Daniele Piomelli, professor da farmacologia na faculdade de Uc Irvine da medicina, e colegas na universidade de Connecticut criou uma molécula, AM1172, que regula o processamento de um neurotransmissor chamado anandamide. Nos testes em ratos, Piomelli encontrou AM1172 para ser eficaz na actividade crescente do anandamide do cérebro, de forma similar ao Prozac da droga de antidepressivo aumenta a actividade da serotonina do neurotransmissor.

O estudo aparece na edição em linha adiantada das continuações da Academia Nacional das Ciências, o 10 de maio.

Anandamide é um natural marijuana-como o composto que responde às hormonas e aos estímulos externos e activa os receptors do cannabinoid no cérebro. As ajudas deste sistema do endocannabinoid regulam a dor, o humor e o apetite, junto com a dependência em drogas tais como o álcool e a marijuana. Devido a isto, o anandamide é referido às vezes como a molécula da “felicidade”.
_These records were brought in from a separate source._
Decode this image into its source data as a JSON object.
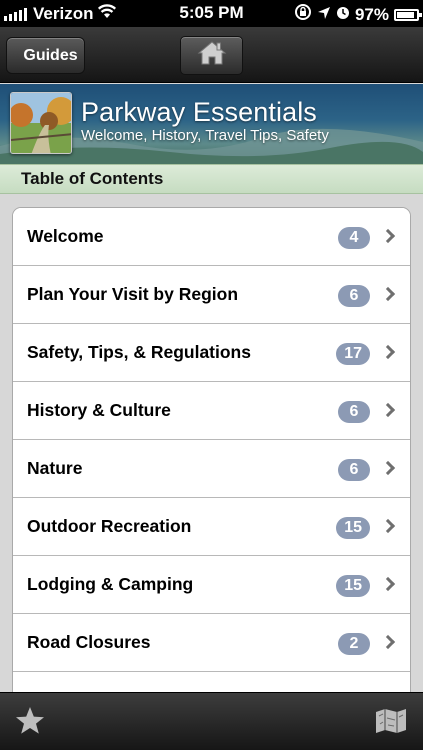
{
  "status_bar": {
    "carrier": "Verizon",
    "time": "5:05 PM",
    "battery": "97%"
  },
  "nav": {
    "back_label": "Guides",
    "home_icon": "home-icon"
  },
  "banner": {
    "title": "Parkway Essentials",
    "subtitle": "Welcome, History, Travel Tips, Safety"
  },
  "section": {
    "title": "Table of Contents"
  },
  "items": [
    {
      "label": "Welcome",
      "count": "4"
    },
    {
      "label": "Plan Your Visit by Region",
      "count": "6"
    },
    {
      "label": "Safety, Tips, & Regulations",
      "count": "17"
    },
    {
      "label": "History & Culture",
      "count": "6"
    },
    {
      "label": "Nature",
      "count": "6"
    },
    {
      "label": "Outdoor Recreation",
      "count": "15"
    },
    {
      "label": "Lodging & Camping",
      "count": "15"
    },
    {
      "label": "Road Closures",
      "count": "2"
    }
  ],
  "toolbar": {
    "left_icon": "star-icon",
    "right_icon": "map-icon"
  },
  "colors": {
    "badge": "#8c9ab4",
    "section_header": "#c6dcc1",
    "banner": "#2c6387"
  }
}
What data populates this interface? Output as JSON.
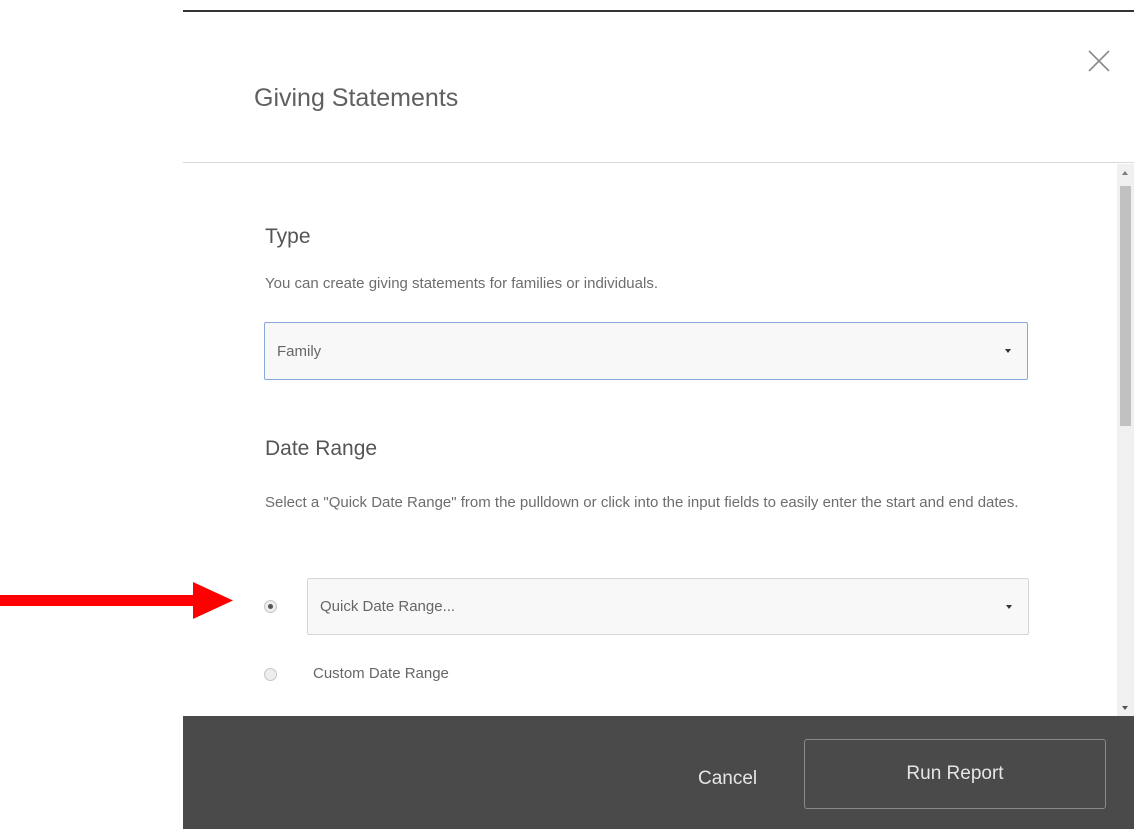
{
  "topbar": {
    "cutoff_text": ""
  },
  "modal": {
    "title": "Giving Statements",
    "close_icon": "close-icon"
  },
  "type_section": {
    "title": "Type",
    "description": "You can create giving statements for families or individuals.",
    "select_value": "Family"
  },
  "date_range_section": {
    "title": "Date Range",
    "description": "Select a \"Quick Date Range\" from the pulldown or click into the input fields to easily enter the start and end dates.",
    "quick_select_value": "Quick Date Range...",
    "options": [
      {
        "label": "Quick Date Range",
        "checked": true
      },
      {
        "label": "Custom Date Range",
        "checked": false
      }
    ]
  },
  "footer": {
    "cancel_label": "Cancel",
    "run_label": "Run Report"
  },
  "colors": {
    "footer_bg": "#4a4a4a",
    "arrow": "#ff0000",
    "focus_border": "#88a9d8"
  }
}
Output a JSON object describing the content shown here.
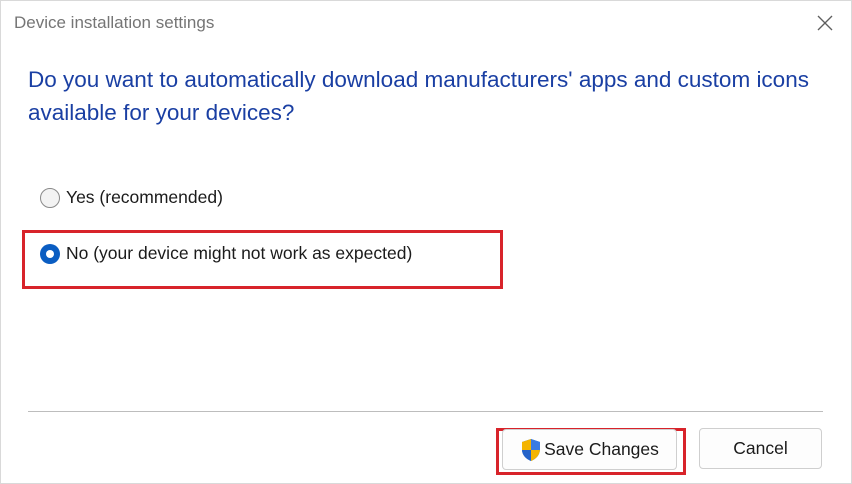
{
  "window": {
    "title": "Device installation settings"
  },
  "question": "Do you want to automatically download manufacturers' apps and custom icons available for your devices?",
  "options": [
    {
      "label": "Yes (recommended)",
      "selected": false
    },
    {
      "label": "No (your device might not work as expected)",
      "selected": true
    }
  ],
  "buttons": {
    "save_label": "Save Changes",
    "cancel_label": "Cancel"
  },
  "colors": {
    "question_text": "#1a3fa3",
    "radio_selected": "#0a5dc2",
    "highlight": "#d8232a"
  },
  "icons": {
    "close": "close-icon",
    "save": "uac-shield-icon"
  }
}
De acordo com Piomelli, AM1172 trabalha obstruindo a degradação do anandamide, impulsionando as acções deste transmissor natural sem os receptors indiscriminada de activação do cannabinoid no cérebro, fazendo o muito mais selectivo e eficaz em visar os receptors específicos envolvidos com os comportamentos específicos.

“Compreendendo como este trabalha a nível biológico, nós podemos começar a compreender como a ansiedade e a depressão são conectadas com a obesidade e a dependência em substâncias tais como a marijuana,” dissemos Piomelli, que também estudos como o anandamide e outras substâncias similares são envolvidos na alimentação e na obesidade. “Ajudando próprio sistema do corpo dê ao cérebro um impulso, os compostos tais como AM1172 puderam poder contrabalançar estes sentimentos da ansiedade e da depressão.”

Os colegas de Piomelli no estudo incluíram Darren Fegley e Satish Kathuria de UCI, e Richard Mercier, C. Li, Andreas Goutopolous e Alexandros Makriyannis da universidade de Connecticut.

O estudo foi financiado pelo instituto nacional do abuso de drogas.